We associate tales of Dracula, Nosferatu, and other vampires with Eastern Europe and the gothic fiction of Anne Rice, but the Pre-Columbian cultures of Central and South America also had tales of human-bat hybrids and shape-shifters. Bats were associated with death and the Underworld, and bat-men and bat-gods, such as the Mayan vampire Camazotz, were depicted presiding over funeral ceremonies and blood sacrifice rituals. Bat imagery features prominently in pectoral ornaments, headdresses, and Mayan glyphs, and one Incan ruler, Atahualpa, is said to have worn a bat-skin cape (rather like Lúthien and her bat-fell, in J.R.R. Tolkien’s Silmarillion). Bats, particularly the free-tailed species, are common here in South Texas, where they have access to many limestone caves and sinkholes in the surrounding hills and canyons. The sight of thousands of bats emerging from a cave at dusk must have impressed the indigenous people who inhabited this area before the Spaniards arrived, just as it thrills modern-day visitors to the Hill Country.
Just southwest of San Antonio and the Edwards Plateau, lie the Winter Garden counties of Texas, where crops such as sweet onions, spinach, corn, and strawberries thrive, and cotton is king. The cotton plant, specifically the most productive early-set fruit, is vulnerable to damage by the cotton bollworm, also known as the corn earworm (Helicoverpa zea). This year, with biofuel subsidies for corn production, I’ve noticed many fewer farms planted in cotton, which was so plentiful previously that fields would look as if they’d had light snowfall, immediately after harvest in August and September. I suppose it makes no difference to H. zea, and both cotton and corn are pesticide- and water-intensive crops, so the environment suffers with either.

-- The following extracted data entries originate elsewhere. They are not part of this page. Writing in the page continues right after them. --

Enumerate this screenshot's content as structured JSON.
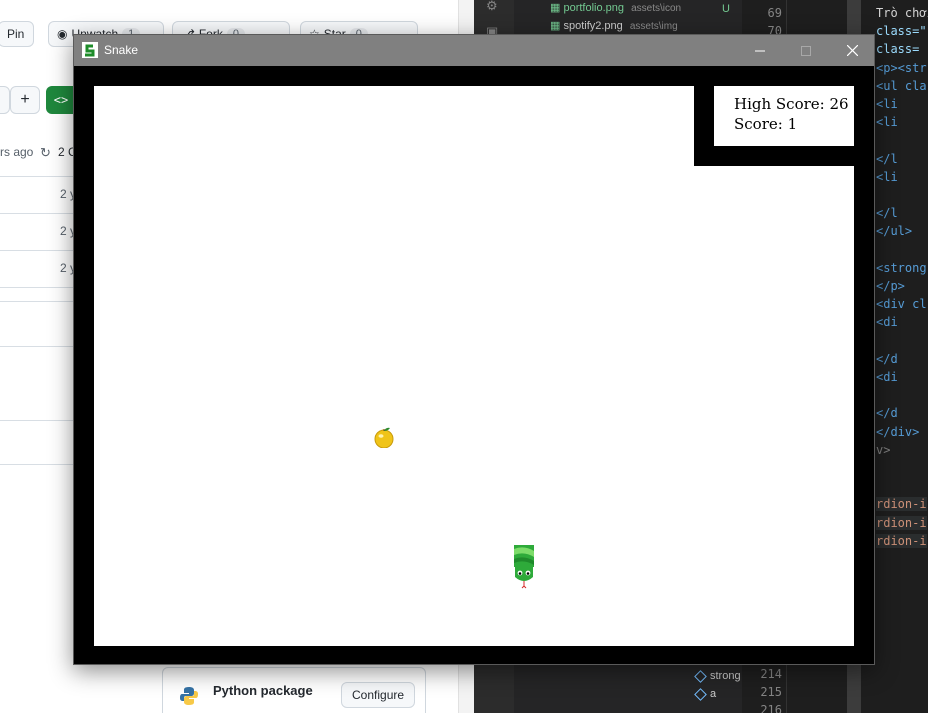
{
  "github": {
    "pin_label": "Pin",
    "unwatch_label": "Unwatch",
    "unwatch_count": "1",
    "fork_label": "Fork",
    "fork_count": "0",
    "star_label": "Star",
    "star_count": "0",
    "code_button": "<>",
    "meta_ago": "rs ago",
    "meta_commits": "2 C",
    "row_times": [
      "2 y",
      "2 y",
      "2 y"
    ],
    "python_card": {
      "name": "Python package",
      "configure_label": "Configure"
    }
  },
  "vscode": {
    "explorer_files": [
      {
        "name": "portfolio.png",
        "path": "assets\\icon",
        "status": "U"
      },
      {
        "name": "spotify2.png",
        "path": "assets\\img"
      }
    ],
    "outline_items": [
      "strong",
      "a"
    ],
    "line_numbers_top": [
      "69",
      "70"
    ],
    "line_numbers_bottom": [
      "214",
      "215",
      "216"
    ],
    "code_lines": [
      "Trò chơi",
      "class=\"",
      " class=",
      "<p><str",
      "<ul cla",
      "  <li",
      "  <li",
      "",
      "  </l",
      "  <li",
      "",
      "  </l",
      "</ul>",
      "",
      "<strong",
      "</p>",
      "<div cl",
      "  <di",
      "",
      "  </d",
      "  <di",
      "",
      "  </d",
      "</div>",
      "v>",
      "",
      "",
      "rdion-i",
      "rdion-i",
      "rdion-i"
    ]
  },
  "snake": {
    "title": "Snake",
    "high_score_text": "High Score: 26",
    "score_text": "Score: 1",
    "high_score": 26,
    "score": 1,
    "colors": {
      "titlebar": "#808080",
      "border": "#000000",
      "field": "#ffffff",
      "snake": "#2eaa3a",
      "food": "#f5c518"
    }
  }
}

With biofuel subsidies, corn pwns cotton this year
However, according to a recent National Science Foundation-funded study, the Hill Country environment provides its own 100% organic, non-toxic pest control service, in the form of locally-breeding bats such as the Brazilian free-tailed, Tadarida brasiliensis. The estimated 100 million bats that emerge each night from caves, sinkholes, and bridges across south-central Texas preferentially consume moth species whose larvae destroy corn, cotton, cabbage, and tobacco plants. By mapping Brazilian free-tailed bat colonies near the Winter Garden, and observing foraging behavior over cotton fields at night, Cleveland and colleagues (2006) estimated that each bat performs about $0.02 worth of pest control service each night during the month of June. This estimate was based on the average number of adult bollworm moths consumed each night by an adult bat, the population dynamics of H. zea, and the adjusted market price of cotton per boll. In contrast, the financial, public health, and environmental costs of the pyrethroid insecticides applied to cotton to control the bollworm are quite high. The hungry little free-tailed bats of the Texas Winter Garden could prevent one, and perhaps two, early growing season pyrethroid applications to cotton crops, worth $100,000-$200,000 in avoided cost of pesticide use alone. The researchers plan to expand the study area within the state of Texas, as well as to Oklahoma and other Midwestern states.
Cleveland, C.J., Betke, M., Federico, P. et al. (2006) Economic value of the pest control service provided by Brazilian free-tailed bats in south-central Texas. Front. Ecol. Environ. 4(5), 238-243.